What's LIFO liquidation?
Answers:
LIFO means Last In First Out. The inventory most recently purchased is what is sold first. Therefore, there is a buildup of older inventory that must be sold. When inventory is liquidated, it is sold for little or no profit... sometimes even at a loss, just to recover some of the cost of the items.
Think of it like this: a grocery store sells fruit. If they used the LIFO method of inventory, then the freshest fruit would always be on the shelves, and the older fruit would be in the back rotting. The store might have a LIFO liquidation to sell as much of the old fruit as possible to keep it from being a total loss.

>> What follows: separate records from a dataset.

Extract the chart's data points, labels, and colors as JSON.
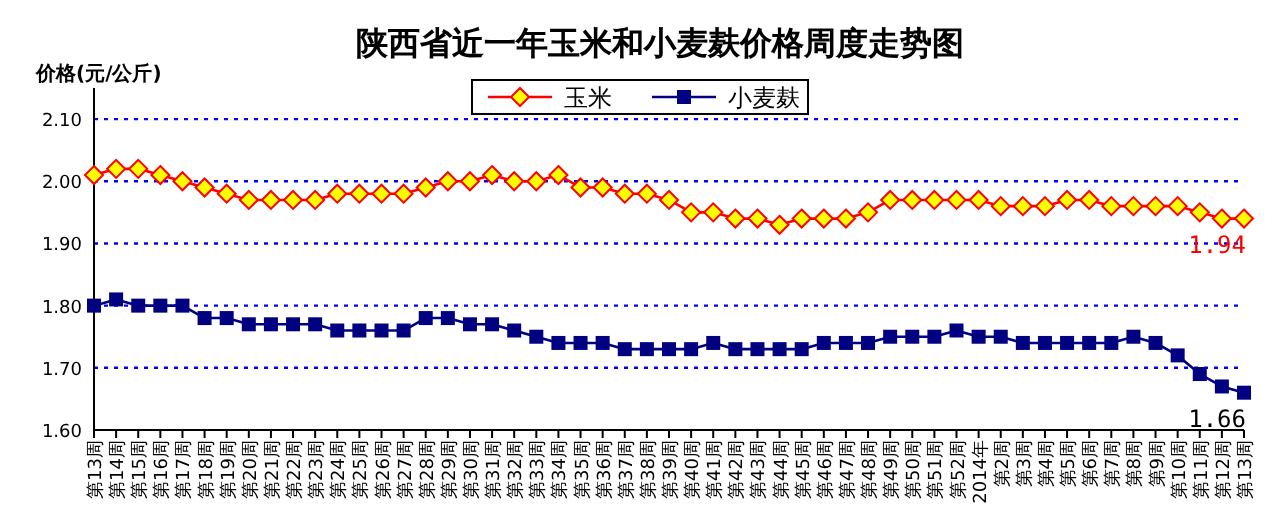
{
  "chart_data": {
    "type": "line",
    "title": "陕西省近一年玉米和小麦麸价格周度走势图",
    "ylabel": "价格(元/公斤)",
    "categories": [
      "第13周",
      "第14周",
      "第15周",
      "第16周",
      "第17周",
      "第18周",
      "第19周",
      "第20周",
      "第21周",
      "第22周",
      "第23周",
      "第24周",
      "第25周",
      "第26周",
      "第27周",
      "第28周",
      "第29周",
      "第30周",
      "第31周",
      "第32周",
      "第33周",
      "第34周",
      "第35周",
      "第36周",
      "第37周",
      "第38周",
      "第39周",
      "第40周",
      "第41周",
      "第42周",
      "第43周",
      "第44周",
      "第45周",
      "第46周",
      "第47周",
      "第48周",
      "第49周",
      "第50周",
      "第51周",
      "第52周",
      "2014年",
      "第2周",
      "第3周",
      "第4周",
      "第5周",
      "第6周",
      "第7周",
      "第8周",
      "第9周",
      "第10周",
      "第11周",
      "第12周",
      "第13周"
    ],
    "series": [
      {
        "name": "玉米",
        "color": "#ff0000",
        "marker": "diamond",
        "values": [
          2.01,
          2.02,
          2.02,
          2.01,
          2.0,
          1.99,
          1.98,
          1.97,
          1.97,
          1.97,
          1.97,
          1.98,
          1.98,
          1.98,
          1.98,
          1.99,
          2.0,
          2.0,
          2.01,
          2.0,
          2.0,
          2.01,
          1.99,
          1.99,
          1.98,
          1.98,
          1.97,
          1.95,
          1.95,
          1.94,
          1.94,
          1.93,
          1.94,
          1.94,
          1.94,
          1.95,
          1.97,
          1.97,
          1.97,
          1.97,
          1.97,
          1.96,
          1.96,
          1.96,
          1.97,
          1.97,
          1.96,
          1.96,
          1.96,
          1.96,
          1.95,
          1.94,
          1.94
        ]
      },
      {
        "name": "小麦麸",
        "color": "#000080",
        "marker": "square",
        "values": [
          1.8,
          1.81,
          1.8,
          1.8,
          1.8,
          1.78,
          1.78,
          1.77,
          1.77,
          1.77,
          1.77,
          1.76,
          1.76,
          1.76,
          1.76,
          1.78,
          1.78,
          1.77,
          1.77,
          1.76,
          1.75,
          1.74,
          1.74,
          1.74,
          1.73,
          1.73,
          1.73,
          1.73,
          1.74,
          1.73,
          1.73,
          1.73,
          1.73,
          1.74,
          1.74,
          1.74,
          1.75,
          1.75,
          1.75,
          1.76,
          1.75,
          1.75,
          1.74,
          1.74,
          1.74,
          1.74,
          1.74,
          1.75,
          1.74,
          1.72,
          1.69,
          1.67,
          1.66
        ]
      }
    ],
    "ylim": [
      1.6,
      2.15
    ],
    "yticks": [
      {
        "value": 1.6,
        "label": "1.60"
      },
      {
        "value": 1.7,
        "label": "1.70"
      },
      {
        "value": 1.8,
        "label": "1.80"
      },
      {
        "value": 1.9,
        "label": "1.90"
      },
      {
        "value": 2.0,
        "label": "2.00"
      },
      {
        "value": 2.1,
        "label": "2.10"
      }
    ],
    "grid": "y",
    "legend": "top",
    "line_style": "solid",
    "annotations": [
      "1.94",
      "1.66"
    ]
  }
}
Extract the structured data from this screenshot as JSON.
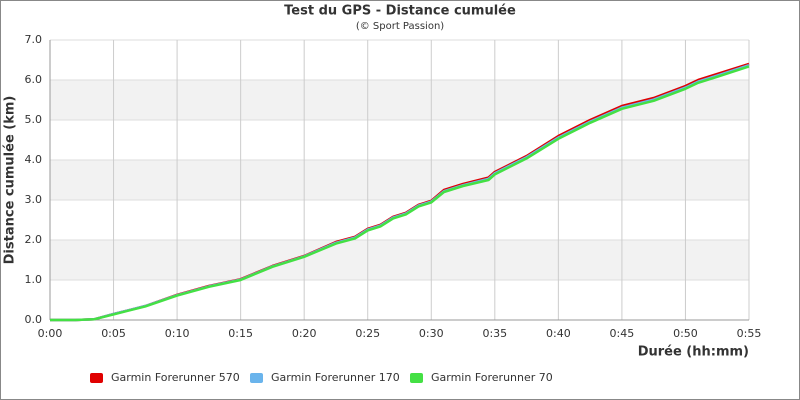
{
  "chart_data": {
    "type": "line",
    "title": "Test du GPS - Distance cumulée",
    "subtitle": "(© Sport Passion)",
    "x_label": "Durée (hh:mm)",
    "y_label": "Distance cumulée (km)",
    "x": [
      0,
      2,
      3.5,
      5,
      7.5,
      10,
      12.5,
      15,
      17.5,
      20,
      22.5,
      24,
      25,
      26,
      27,
      28,
      29,
      30,
      31,
      32.5,
      34.5,
      35,
      37.5,
      40,
      42.5,
      45,
      47.5,
      50,
      51,
      52.5,
      55
    ],
    "series": [
      {
        "name": "Garmin Forerunner 570",
        "color": "#e00000",
        "values": [
          0,
          0,
          0.02,
          0.15,
          0.35,
          0.63,
          0.85,
          1.02,
          1.35,
          1.6,
          1.95,
          2.08,
          2.28,
          2.38,
          2.58,
          2.68,
          2.88,
          2.98,
          3.25,
          3.4,
          3.56,
          3.7,
          4.1,
          4.6,
          5.0,
          5.35,
          5.55,
          5.85,
          6.0,
          6.15,
          6.4
        ]
      },
      {
        "name": "Garmin Forerunner 170",
        "color": "#6ab4ec",
        "values": [
          0,
          0,
          0.02,
          0.15,
          0.35,
          0.62,
          0.84,
          1.01,
          1.34,
          1.59,
          1.93,
          2.06,
          2.26,
          2.36,
          2.56,
          2.66,
          2.86,
          2.96,
          3.22,
          3.37,
          3.53,
          3.67,
          4.07,
          4.56,
          4.96,
          5.31,
          5.51,
          5.81,
          5.96,
          6.11,
          6.37
        ]
      },
      {
        "name": "Garmin Forerunner 70",
        "color": "#44e044",
        "values": [
          0,
          0,
          0.02,
          0.14,
          0.34,
          0.61,
          0.83,
          1.0,
          1.33,
          1.58,
          1.91,
          2.04,
          2.24,
          2.34,
          2.54,
          2.64,
          2.84,
          2.94,
          3.2,
          3.35,
          3.5,
          3.64,
          4.04,
          4.53,
          4.93,
          5.28,
          5.48,
          5.78,
          5.93,
          6.08,
          6.34
        ]
      }
    ],
    "xlim": [
      0,
      55
    ],
    "xticks": [
      {
        "value": 0,
        "label": "0:00"
      },
      {
        "value": 5,
        "label": "0:05"
      },
      {
        "value": 10,
        "label": "0:10"
      },
      {
        "value": 15,
        "label": "0:15"
      },
      {
        "value": 20,
        "label": "0:20"
      },
      {
        "value": 25,
        "label": "0:25"
      },
      {
        "value": 30,
        "label": "0:30"
      },
      {
        "value": 35,
        "label": "0:35"
      },
      {
        "value": 40,
        "label": "0:40"
      },
      {
        "value": 45,
        "label": "0:45"
      },
      {
        "value": 50,
        "label": "0:50"
      },
      {
        "value": 55,
        "label": "0:55"
      }
    ],
    "ylim": [
      0,
      7
    ],
    "yticks": [
      {
        "value": 0,
        "label": "0.0"
      },
      {
        "value": 1,
        "label": "1.0"
      },
      {
        "value": 2,
        "label": "2.0"
      },
      {
        "value": 3,
        "label": "3.0"
      },
      {
        "value": 4,
        "label": "4.0"
      },
      {
        "value": 5,
        "label": "5.0"
      },
      {
        "value": 6,
        "label": "6.0"
      },
      {
        "value": 7,
        "label": "7.0"
      }
    ],
    "grid": true,
    "legend": "bottom"
  }
}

In practical terms, most stores will not sell their own products to consumers at "liquidation" prices. If you could go to Best Buy and buy a Liquidation Sale plasma TV for $600, no one would ever buy a brand new plasma for $2500 and the value of any flat screen TV would be reduced. Same thing with clothes, furniture, or anything else. Instead, stores sell their leftover inventory to liquidation stores, who in turn sell the products at a price in between the true liquidation price and the original price. Often, stores will require the labels to be removed from the products or to mark it in some way so that the perceived value is less than that of the product they have on their shelves.
LIFO Liquidation
When a company using the LIFO (Last In, First Out) method of inventory costing liquidates their older LIFO inventory. A LIFO liquidation would occur if current sales are higher than current purchases, as a result, any inventory not sold in previous periods must be liquidated.
When a company using the LIFO (Last In, First Out) method of inventory costing liquidates their older LIFO inventory. A LIFO liquidation would occur if current sales are higher than current purchases, as a result, any inventory not sold in previous periods must be liquidated.
Due to inflation and general price rises, the amount a company pays for its inventory will usually increase with time. If a company decides to perform a LIFO liquidation, the old costs will be matched with the current higher sales prices. Thus, a cost to using the LIFO liquidation method is higher tax liability if prices have risen since LIFO was adopted. The expected tax advantage of LIFO tunrs into a disadvantage because older, lower costs (of older inventory) are matched with current revenues. Another cost may be lost sales.